1.    Yukun Wang, Dan Hu and Dong-Qing Wei, “Transmembrane Permeation Mechanism of Charged Methyl Guanidine”, J. Chem. Theory Comput., 10 (4), 1717–1726(2014).
2.    Ruo Xu Gu, Limin Angela Liu and Dong Qing Wei,(2011) J. Am. Chem. Soc. 133 (28) 10817–10825.
3.    H. R. Arias, Ruo-Xu Gu, Dominik Feuerbach, Bao-Bao Guo, Yong Ye, and D.Q. Wei*, “Novel Positive Allosteric Modulators of the Human α7 Nicotinic  Acetylcholine Receptor”, Biochemistry,  50, 5263–5278(2011).
4.    Peng Lian, Dong-Qing Wei*, Jing-Fang Wang*, Kuo-Chen Chou,  “An Allosteric Mechanism Inferred from Molecular Dynamics Simulations on Phospholamban Pentamer in Lipid Membranes”, PLoS ONE ,  6,  e18587(2011).

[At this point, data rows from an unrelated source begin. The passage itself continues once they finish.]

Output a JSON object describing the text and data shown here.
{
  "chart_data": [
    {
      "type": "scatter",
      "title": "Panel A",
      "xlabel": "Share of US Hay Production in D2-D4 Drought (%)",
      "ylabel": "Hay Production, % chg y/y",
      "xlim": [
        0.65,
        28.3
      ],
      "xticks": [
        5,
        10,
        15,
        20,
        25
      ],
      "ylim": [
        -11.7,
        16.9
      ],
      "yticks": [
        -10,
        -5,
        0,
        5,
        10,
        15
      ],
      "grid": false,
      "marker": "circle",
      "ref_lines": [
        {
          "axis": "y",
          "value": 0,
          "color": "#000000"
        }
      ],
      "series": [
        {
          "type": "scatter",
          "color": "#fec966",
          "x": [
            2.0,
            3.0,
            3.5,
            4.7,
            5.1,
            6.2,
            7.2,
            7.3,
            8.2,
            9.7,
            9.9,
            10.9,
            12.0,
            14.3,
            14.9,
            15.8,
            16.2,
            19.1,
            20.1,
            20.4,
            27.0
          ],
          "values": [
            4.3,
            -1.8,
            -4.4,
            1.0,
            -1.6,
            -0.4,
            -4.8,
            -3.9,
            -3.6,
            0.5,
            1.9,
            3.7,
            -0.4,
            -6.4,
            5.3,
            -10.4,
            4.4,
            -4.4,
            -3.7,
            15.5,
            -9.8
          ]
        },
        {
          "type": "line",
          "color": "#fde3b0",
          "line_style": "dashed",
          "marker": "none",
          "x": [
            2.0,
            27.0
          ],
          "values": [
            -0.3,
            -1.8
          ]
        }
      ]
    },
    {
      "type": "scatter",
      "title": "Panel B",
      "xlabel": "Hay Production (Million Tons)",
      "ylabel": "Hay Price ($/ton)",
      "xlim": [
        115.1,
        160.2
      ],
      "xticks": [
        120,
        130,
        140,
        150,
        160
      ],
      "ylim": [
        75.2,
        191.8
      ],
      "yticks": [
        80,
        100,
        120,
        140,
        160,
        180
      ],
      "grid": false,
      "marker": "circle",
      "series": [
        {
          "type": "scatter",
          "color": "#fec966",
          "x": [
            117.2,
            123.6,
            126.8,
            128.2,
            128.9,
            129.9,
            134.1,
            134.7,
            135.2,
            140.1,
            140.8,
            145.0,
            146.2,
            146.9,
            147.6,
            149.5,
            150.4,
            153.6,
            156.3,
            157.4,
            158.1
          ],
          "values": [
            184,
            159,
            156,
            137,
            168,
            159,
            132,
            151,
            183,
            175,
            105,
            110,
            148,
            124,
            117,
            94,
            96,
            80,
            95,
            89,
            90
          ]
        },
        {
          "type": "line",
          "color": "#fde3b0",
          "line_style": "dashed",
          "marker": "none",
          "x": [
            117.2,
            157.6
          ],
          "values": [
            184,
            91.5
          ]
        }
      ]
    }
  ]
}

5.    Hugo R. Arias*, Ruo-Xu Gu,  Dominik Feuerbach,and Dong-Qing Wei, “Different interaction between the agonist JN403 and the competitive antagonist methyllycaconitine with the human alpha7 nicotinic acetylcholine receptor”, Biochemistry, 49, 4169-4180(2010).
6.    Maoping Tang, Zhaoxia Wang, Ying Zhou, Wangjie Xu, Shengtian Li,Lianyun Wang, Dong-Qing Wei*, Zhongdong Qiao*, “A novel drug candidate for Alzheimer disease treatment - gx-50 derived from Zanthoxylum Bungeanum”, J. Alzheimer’s Disease, 34, 203–213 (2013).